La loi abolissant les punitions corporelles envoie un signe fort envers les adultes maltraitants. En France, ce sont 300 000 enfants qui sont considérés comme « enfants en danger ». Comme le montre le dernier rapport de l’ODAS (Observatoire national de l’action sociale décentralisée), ces chiffres augmentent d’année en année de plus de 1 000 signalements. La violence, la maltraitance et l’abandon d’enfants ont augmenté en France, entre 2003 et 2008, de plus de 4 327 cas (source OND, Observatoire national de la délinquance). Dans le même temps la maltraitance avec blessures graves s’est effondrée en Suède.

À ce jour, dix-huit pays européens ont interdit toute forme de punition corporelle, la Suède ayant été la pionnière dans ce domaine en interdisant, dès 1979, tout châtiment corporel ou tout autre traitement humiliant envers les enfants.

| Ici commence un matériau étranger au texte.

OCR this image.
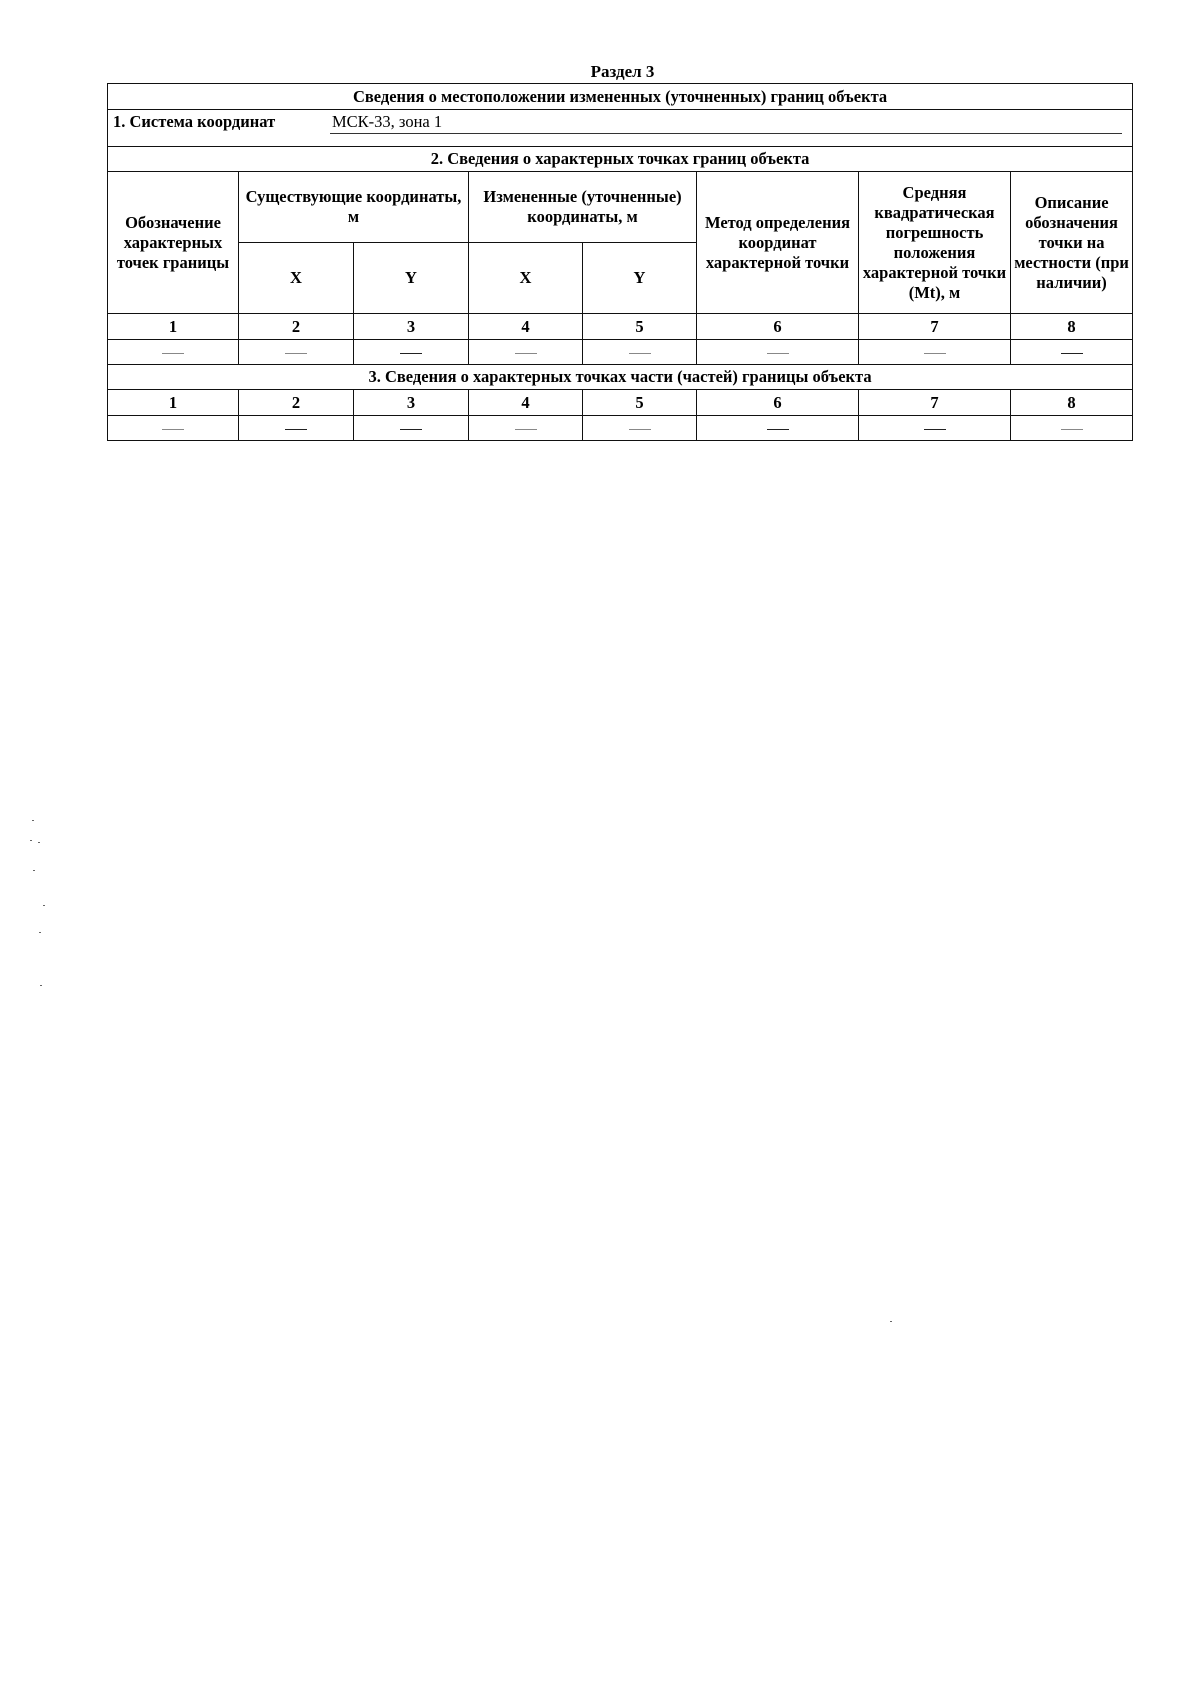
Раздел 3
Сведения о местоположении измененных (уточненных) границ объекта							

1. Система координат МСК-33, зона 1							

2. Сведения о характерных точках границ объекта							
Обозначение характерных точек границы	Существующие координаты, м		Измененные (уточненные) координаты, м		Метод определения координат характерной точки	Средняя квадратическая погрешность положения характерной точки (Mt), м	Описание обозначения точки на местности (при наличии)
	X	Y	X	Y			
1	2	3	4	5	6	7	8

3. Сведения о характерных точках части (частей) границы объекта							
1	2	3	4	5	6	7	8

Une étude de l’Université de Manitoba, au Canada, nous informe que depuis l’abolition des châtiments corporels, la Suède a vu chuter ses taux de délinquance juvénile et de suicide.

L’Allemagne, l’Autriche, la Bulgarie, la Chypre, la Croatie, le Danemark, la Finlande, la Hongrie, l’Islande, la Lettonie, la Moldavie, la Norvège, les Pays-Bas, la Roumanie, la Suède, l’Ukraine, et récemment la Grèce, l’Espagne et le Portugal ont adopté des lois nationales interdisant tout châtiment corporel envers les enfants.

En France, une enquête réalisée en 2007 par l’Union des Familles en Europe relève une incohérence : alors que 87 % des parents affirment avoir déjà donné une fessée, ils sont 85 % à déclarer que les enfants sont mal élevés ! Cette étude souligne bien l’inefficacité des châtiments corporels et, au contraire, leur effet paradoxal sur les enfants.

Pour toutes ces raisons, je vous demande, Mesdames, Messieurs les Députés, d’adopter la présente proposition de loi.

PROPOSITION DE LOI

Article unique

L’enfant a droit à une éducation non violente. Aucun enfant ne peut être soumis à des châtiments corporels ou à toute forme de violence physique.